Rice: Companies will have to improve their business continuity plans, because Hurricane Katrina put continuity and disaster planning on the radar for the government and industry both. Companies need to look at what’s possible in terms of disruption and how vulnerable they are. Then they have to consider what is needed to create the resilience to keep their supply chain operating.

However, the planning and contingencies need to be balanced [with inventory management]. It would be impossible for firms to justify untold amounts of inventory “just in case” of a disruption.

CMI: But many companies are unwilling to spend money on planning for something that may not happen.

Rice: Some companies have a hard time justifying the investment in improving security and business continuity plans because they are investing to prevent a disruption — when you think about it, a security investment is successful when all disruptions and security breaches are avoided. It’s difficult to show a return on investment with nothing happens.

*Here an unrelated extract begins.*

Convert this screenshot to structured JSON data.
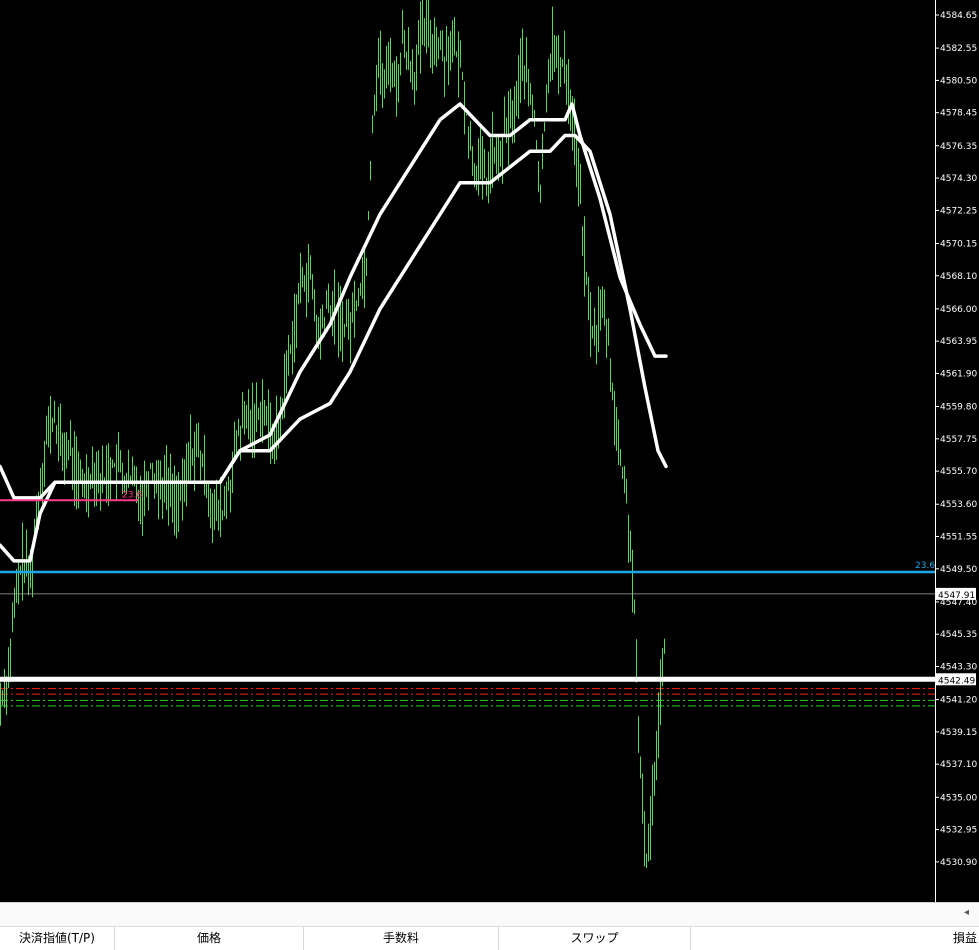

We need to use other measures to justify investment, such as taking a company-wide view of risk, and what will happen if these measures weren’t taken and a disruption happens. Companies should consider the benefits of risk prevention.

For instance, if companies decide to invest in the government’s voluntary program C-TPAT [Customs-Trade Partnership Against Terrorism, Container Security Initiative, Operation Safe Commerce], it would allow them to gain quicker passage through ports. It would also force them to conduct an assessment of how secure their supply chains really are.

CMI: So being flexible offers competitive advantages?

Rice: Planning for disruptions allows companies to be flexible if they are going to respond to events. For instance, one company that uses petrochemicals in their packaging now considers oil prices a determining factor for their packaging material. As oil prices have gone up, so has the price of packaging. The company realized package prices could jump so it decided to spend on redesigning its packaging.

Now they have flexibility to deal with the disruption in raw materials. Companies don’t have to wait for a disruption to be prepared. The peculiar thing is that the time to react is before a disruption occurs. If you wait until there is a need to be flexible, it’s usually too late.